Our research is based on the Complementary Learning Systems (CLS) framework proposed by McClelland et al. in the field of neuroscience. The CLS suggests that the hippocampus would allow for the rapid learning of novel information by performing short-term adaptations with fast learning rates. Conversely, the neocortex would be characterized by a slow learning rate and build overlapping representations of the learned knowledge. These two learning systems would interact with each other by replaying recent memories for its long-term retention in the neocortex.

Other findings from neuroscience have also served as inspiration for our research. The Hippocampal Memory Indexing theory suggests that the hippocampus may funtion as an index of memories. Such an index would be represented in our model by the network specialized in feeding the system with the most relevant data. This network would be learning to reinforce the index of high-impact memories and diminish the index of low-impact memories.

Want to know more?

Different approaches have been proposed to mitigate catastrophic forgetting and/or reduce continual learning costs.

Replay

Replay methods interleave data from previous and new tasks, either by explicitly storing real data or by generating synthetic data with a generative model (pseudo-replay). Jointly retraining all tasks with intearleaved data allows the AI to learn and keep the overlapping representations and protect relevant memories. This approach doesn’t usually require any modification to existing ML algorithms, as it is focused on the data provided to the AI for training.

Regularization

Regularization methods focus on restricting updates on model parameters to protect consolidated memories without the need to retrain previously learned tasks. High regularization coefficients (restrictions) lead to stable memories (no forgetting) but poor plasticity (no learning), and vice versa. This constraint is known as the stability-plasticity dilemma.

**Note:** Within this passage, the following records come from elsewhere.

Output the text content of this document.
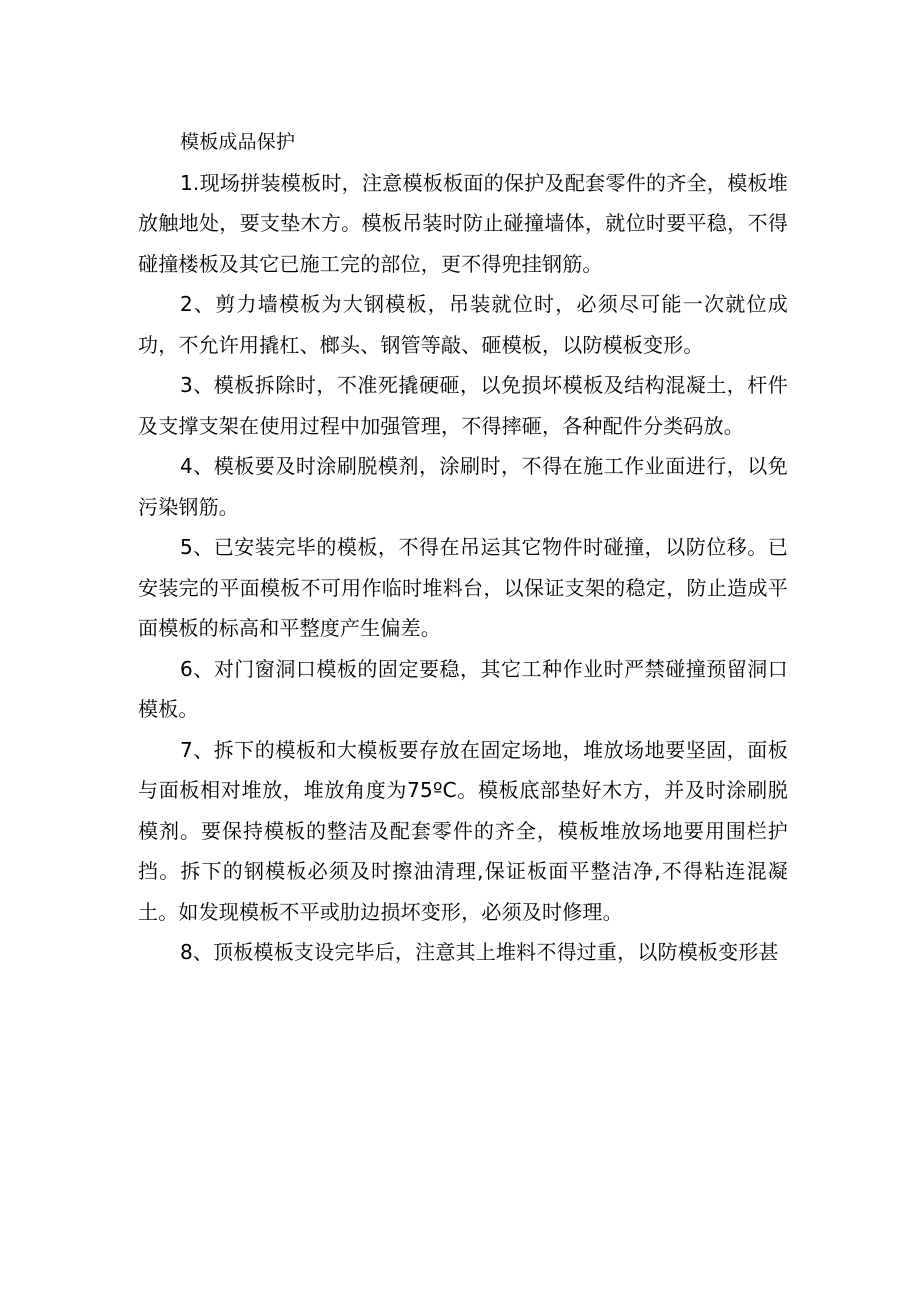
模板成品保护

1.现场拼装模板时，注意模板板面的保护及配套零件的齐全，模板堆放触地处，要支垫木方。模板吊装时防止碰撞墙体，就位时要平稳，不得碰撞楼板及其它已施工完的部位，更不得兜挂钢筋。

2、剪力墙模板为大钢模板，吊装就位时，必须尽可能一次就位成功，不允许用撬杠、榔头、钢管等敲、砸模板，以防模板变形。

3、模板拆除时，不准死撬硬砸，以免损坏模板及结构混凝土，杆件及支撑支架在使用过程中加强管理，不得摔砸，各种配件分类码放。

4、模板要及时涂刷脱模剂，涂刷时，不得在施工作业面进行，以免污染钢筋。

5、已安装完毕的模板，不得在吊运其它物件时碰撞，以防位移。已安装完的平面模板不可用作临时堆料台，以保证支架的稳定，防止造成平面模板的标高和平整度产生偏差。

6、对门窗洞口模板的固定要稳，其它工种作业时严禁碰撞预留洞口模板。

7、拆下的模板和大模板要存放在固定场地，堆放场地要坚固，面板与面板相对堆放，堆放角度为75ºC。模板底部垫好木方，并及时涂刷脱模剂。要保持模板的整洁及配套零件的齐全，模板堆放场地要用围栏护挡。拆下的钢模板必须及时擦油清理,保证板面平整洁净,不得粘连混凝土。如发现模板不平或肋边损坏变形，必须及时修理。

8、顶板模板支设完毕后，注意其上堆料不得过重，以防模板变形甚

In the figure below, parameter updates are represented by dashed lines. As the figure shows, parameters encoding consolidated memories are updated less frequently, while parameters encoding new knowledge are updated more frequently.

Parameter isolation

Parameter isolation methods devote a subset of parameters to each task using one of the following architectures:

    Fixed

    When a new task is presented to the AI, task-specific parameters are added to the model. To learn the new task, the subsets of parameters devoted to previously learned tasks are frozen (kept untouched), while remaining parameters are updated.

    Dynamic

    For each new task, the model grows beyond task-specific parameters (process known as neurogenesis). When learning the new task, all previous parameters (both task-specific ones and those shared by all tasks) are frozen, while the new parameters are updated.

    Dynamic architectures may offer more protection against catastrophic forgetting than fixed architectures, but may need to grow indefinitely to continously learn new tasks, which would be unfeasible in many cases.